AJ : Pourquoi les postes d’assistantes sociales sont cruciaux dans des établissements comme les vôtres ?

Julien X: Il existe des problématiques particulières liées au département de Seine-Saint-Denis, combinées aux élèves très fragiles qui fréquentent le Microlycée. Le collège de secteur qui nous amène la moitié des élèves n’a pas non plus d’assistante sociale depuis deux ans. Ces personnes, en tant qu’aides administratives, sont capitales pour nos élèves car elles sont souvent le seul point d’accès au droit pour les familles. Surtout pour nos élèves dont l’indice de position sociale diminue d’année en année… et dont le taux de boursier diminue aussi. Les demandes et démarches pour obtenir ces bourses sont difficiles et, sans assistantes sociales, pas d’accès à l’information et d’aide pour la constitution des dossiers sociaux étudiants pour les terminales, qui sont particulièrement compliqué pour les élèves qui ne sont pas nés en France, par exemple. De même, elles interviennent normalement pour les demandes d’hébergement d’urgence, les informations préoccupantes, l’accès à la CMU ou l’AME… sans compter l’écoute. Le fonds social lycéen est là pour pouvoir trouver une aide matérielle ponctuelle, mais nous sommes sur quelque chose de chronique. Notre seul recours dans des cas comme cela, c’est l’assistante sociale du rectorat mais c’est à distance, cela passe par nous, c’est strictement administratif.

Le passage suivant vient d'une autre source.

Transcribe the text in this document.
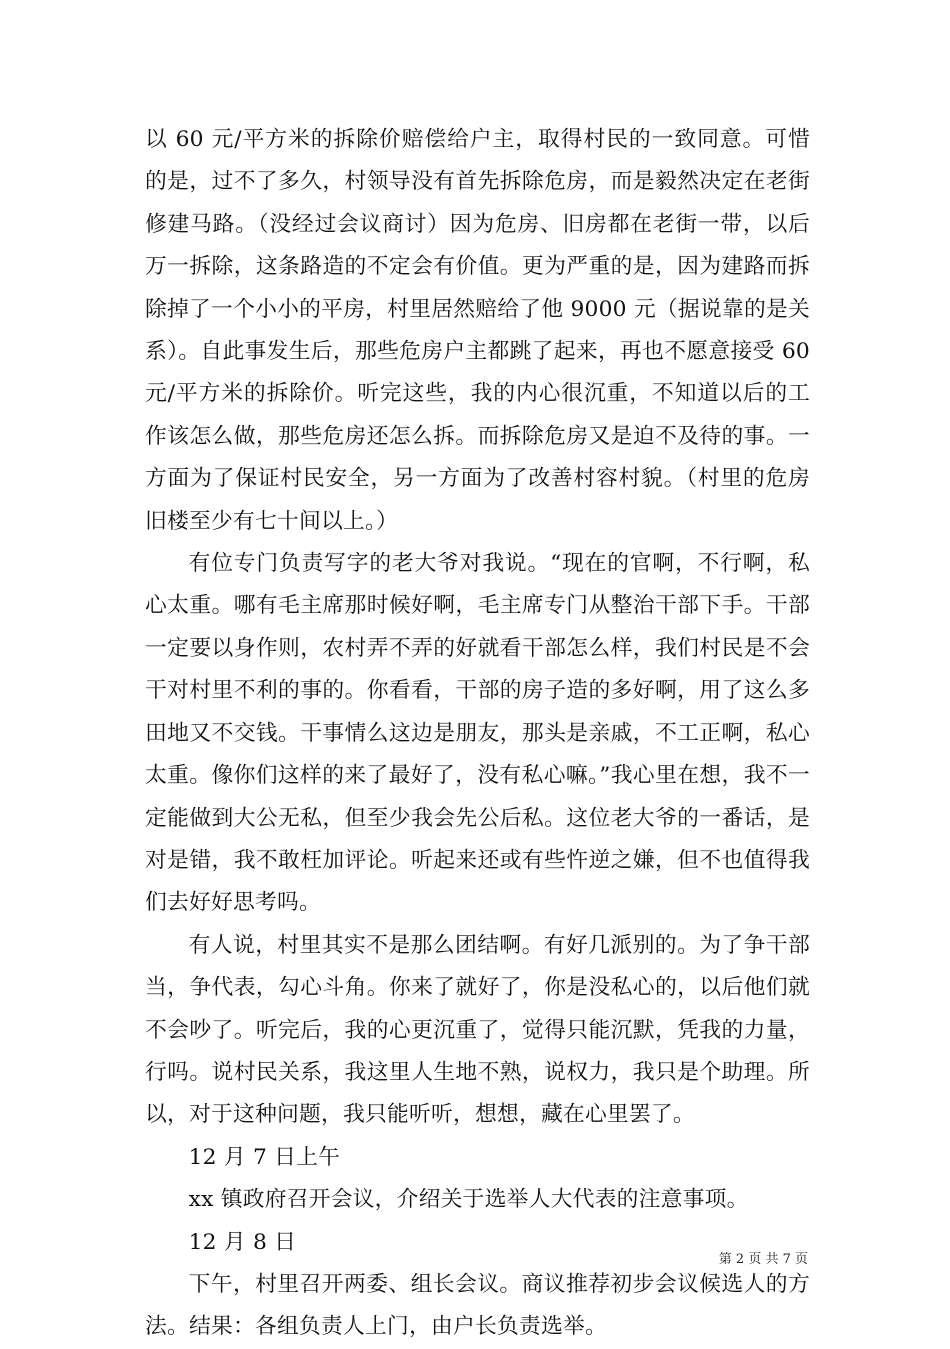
以 60 元/平方米的拆除价赔偿给户主，取得村民的一致同意。可惜的是，过不了多久，村领导没有首先拆除危房，而是毅然决定在老街修建马路。（没经过会议商讨）因为危房、旧房都在老街一带，以后万一拆除，这条路造的不定会有价值。更为严重的是，因为建路而拆除掉了一个小小的平房，村里居然赔给了他 9000 元（据说靠的是关系）。自此事发生后，那些危房户主都跳了起来，再也不愿意接受 60 元/平方米的拆除价。听完这些，我的内心很沉重，不知道以后的工作该怎么做，那些危房还怎么拆。而拆除危房又是迫不及待的事。一方面为了保证村民安全，另一方面为了改善村容村貌。（村里的危房旧楼至少有七十间以上。）

有位专门负责写字的老大爷对我说。“现在的官啊，不行啊，私心太重。哪有毛主席那时候好啊，毛主席专门从整治干部下手。干部一定要以身作则，农村弄不弄的好就看干部怎么样，我们村民是不会干对村里不利的事的。你看看，干部的房子造的多好啊，用了这么多田地又不交钱。干事情么这边是朋友，那头是亲戚，不工正啊，私心太重。像你们这样的来了最好了，没有私心嘛。”我心里在想，我不一定能做到大公无私，但至少我会先公后私。这位老大爷的一番话，是对是错，我不敢枉加评论。听起来还或有些忤逆之嫌，但不也值得我们去好好思考吗。

有人说，村里其实不是那么团结啊。有好几派别的。为了争干部当，争代表，勾心斗角。你来了就好了，你是没私心的，以后他们就不会吵了。听完后，我的心更沉重了，觉得只能沉默，凭我的力量，行吗。说村民关系，我这里人生地不熟，说权力，我只是个助理。所以，对于这种问题，我只能听听，想想，藏在心里罢了。

12 月 7 日上午

xx 镇政府召开会议，介绍关于选举人大代表的注意事项。

12 月 8 日

下午，村里召开两委、组长会议。商议推荐初步会议候选人的方法。结果：各组负责人上门，由户长负责选举。

第 2 页 共 7 页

AJ : Sur quels soutiens pouvez-vous compter ?

Julien X : Les parents d’élèves, par la voix d’une représentante de la FCPE nous soutiennent. Nous aimerions qu’ils soient également présents à l’audience que nous demandons au rectorat. Le député de Seine-Saint-Denis, Aly Diouara (LFI) est venu également sur le piquet de grève présenter son soutien. Depuis le jour de la rentrée, nous nous réunissons au lycée et travaillons d’arrache-pied pour sortir de cette situation. Cette grève, dans ces proportions, c’est du jamais vu pour nos établissements. Nous espérons que nous serons entendus…

*L’anonymat a été choisi par le collectif pour s’exprimer comme front uni.